25 Nisan 2014 Cuma

İtalya Turu IV: Roma


Bütün yollar Roma'ya mı çıkar bilemem ama çarşamba günü bizim yolumuz Roma'ya çıktı. Roma, Tiber nehrinin böldüğü, tarihi, kalabalık, gürültülü ama çekici şehir. Şehir merkezinde yeni bina bulunmuyor, her yer tarih kokuyor. İstanbul gibi yedi tepesi olan şehrin altında 2800 yıllık bir tarih yatıyor. İlk durağımız Colosseum'a doğru ilerlerken, bu zengin tarihin gün ışığına çıkarılmış bölümlerini hayranlıkla izledim.



Colosseum bildiğiniz gibi Roma İmparatorluğu'nun inşa ettiği en büyük arena. M.S 80 de tamamlanmış, elli bin kapasiteli görkemli bir yapı, bilet alarak içini de gezebiliyorsunuz.





Piazza Venezzia yani Özgürlük Meydanı'nda maalesef Düğün Pastası denilen büyük bir yapı var. Meydanı neredeyse kaplamış, pek çok İtalyan da bu yapıyı sevmiyor, hatta yıkılmasını isteyenler bile olduğunu okudum. Ben sadece yapının üstündeki tanrıça Viktoria'nın atlı araba süren heykellerini beğendim.
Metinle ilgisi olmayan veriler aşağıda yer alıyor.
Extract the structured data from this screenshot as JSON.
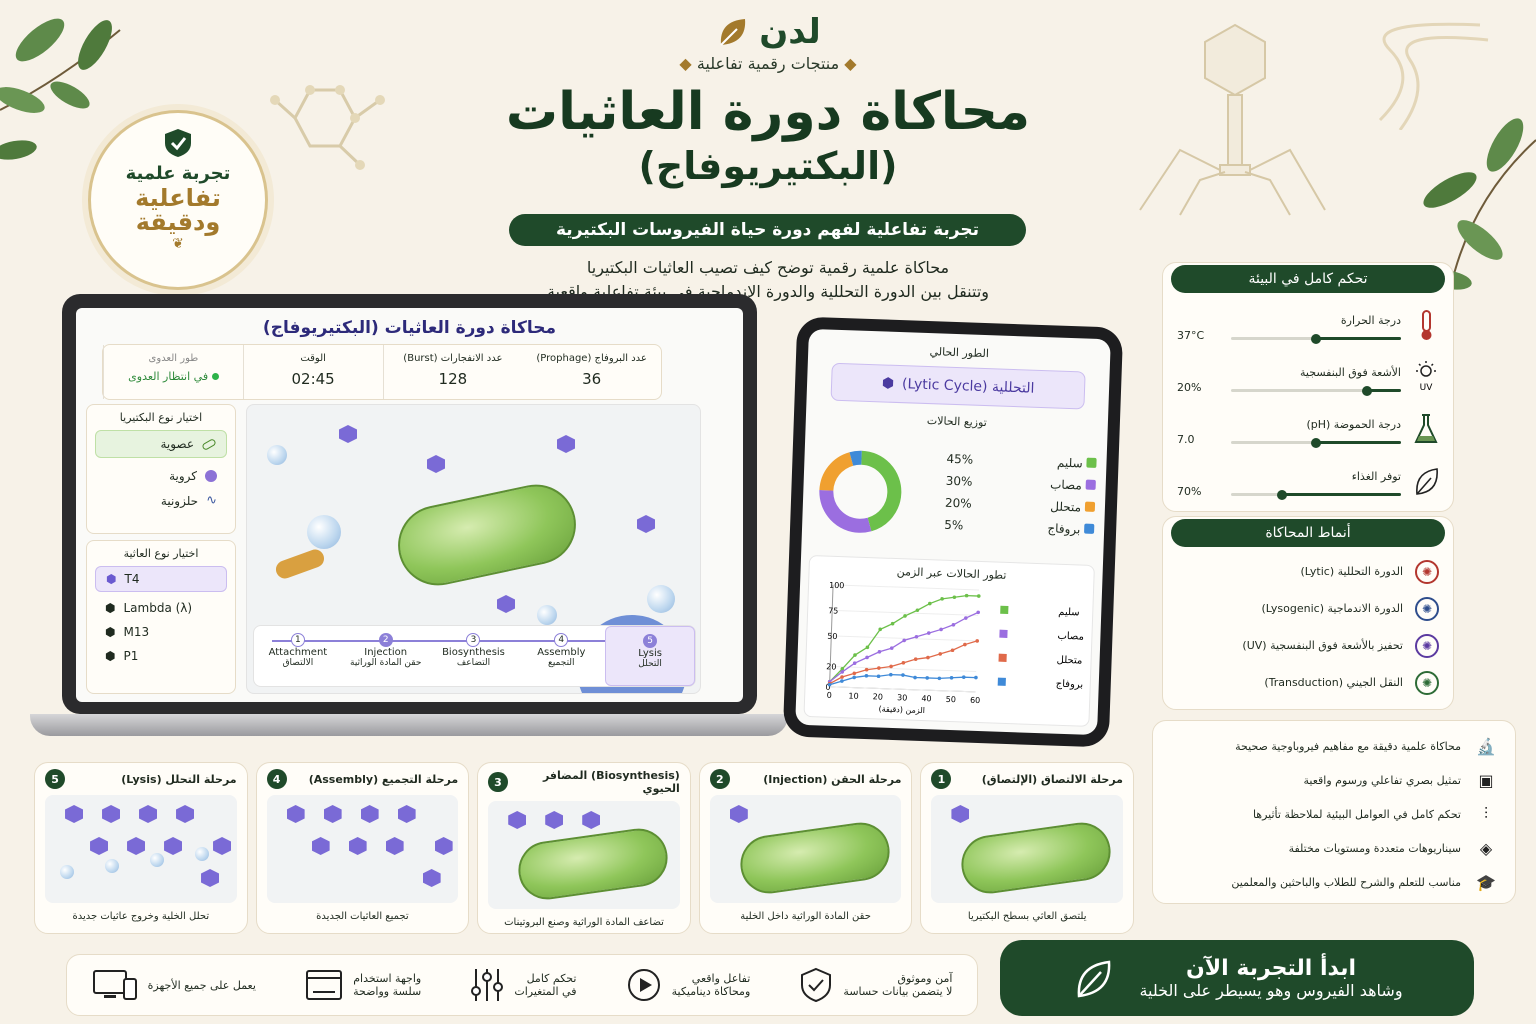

Sanat uzmanı değilim ama gerçekten göze kötü görünüyor, fotoğraflamak bile istemedim.


Trevi Fountain yani klasik anlamda Aşk Çeşmesi'ne gelince. Ben çeşmeyi büyük bir meydanın ortasında hayal etmiştim, oysa ufak bir alana sıkışmış. Kalabalık da bu alana sıkışmış doğal olarak, o kadar kalabalıktı ki, uzaktan net bir fotoğraf almak mümkün olmadı. Eser heykeltraş Nicola Selvi'ye ait, ortada deniz tanrısı poseidonun heykeli bulunuyor ve 26 metre yüksekliğinde, 20 metre genişliğinde. Kalabalığa aldırmadan, her zamanki gibi, bir yer bulup suyun sesini dinleyerek bu devasa eseri izledim. İnsanın sanatla buluştuğu bu gibi anlar ruhu dinlendiriyor.




Roma'ya gelip İspanyol Merdivenleri'ne uğramadan olmaz derler. Üstte Trinita Kilisesi'ne kadar uzanan merdivenler yine kalabalıktı, havalar ısındığında buradaki kalabalığı düşünmeden edemedim. Merdivenlerden inip aşağıya doğru devam ettiğinizde, buranın ünlü markalarla dolu Via del Corso caddesine ulaşıyorsunuz.



Roma'da görülmesi gereken diğer bir yer Piazza Navona'daki Bernini'nin Dört Nehir Çeşmesi (Fontana della Baraccia). Şehrin her yanında Bernini'nin heykel ve çeşmelerini görebilirsiniz. Meydanda pek çok kafe var, burada bir yorgunluk kahvesi de alabilirsiniz. Ben görmedim ama gece de meydanın çok güzel olduğunu duydum.
Şehirde ücretsiz gezebileceğiniz sergiler de var, örneğin biz oradayken Frido Kahlo'nun muhteşem sergisi ücretsiz gezilebiliyordu.
Roma eğlenmeyi, yemeyi, yaşamayı seven bir şehir, güney insanının sıcaklığını burada hissedebiliyorsunuz. Roma'yı anlamak tanımak için burada daha uzun kalmak gerek ama bizim yolculuğumuz devam ediyor.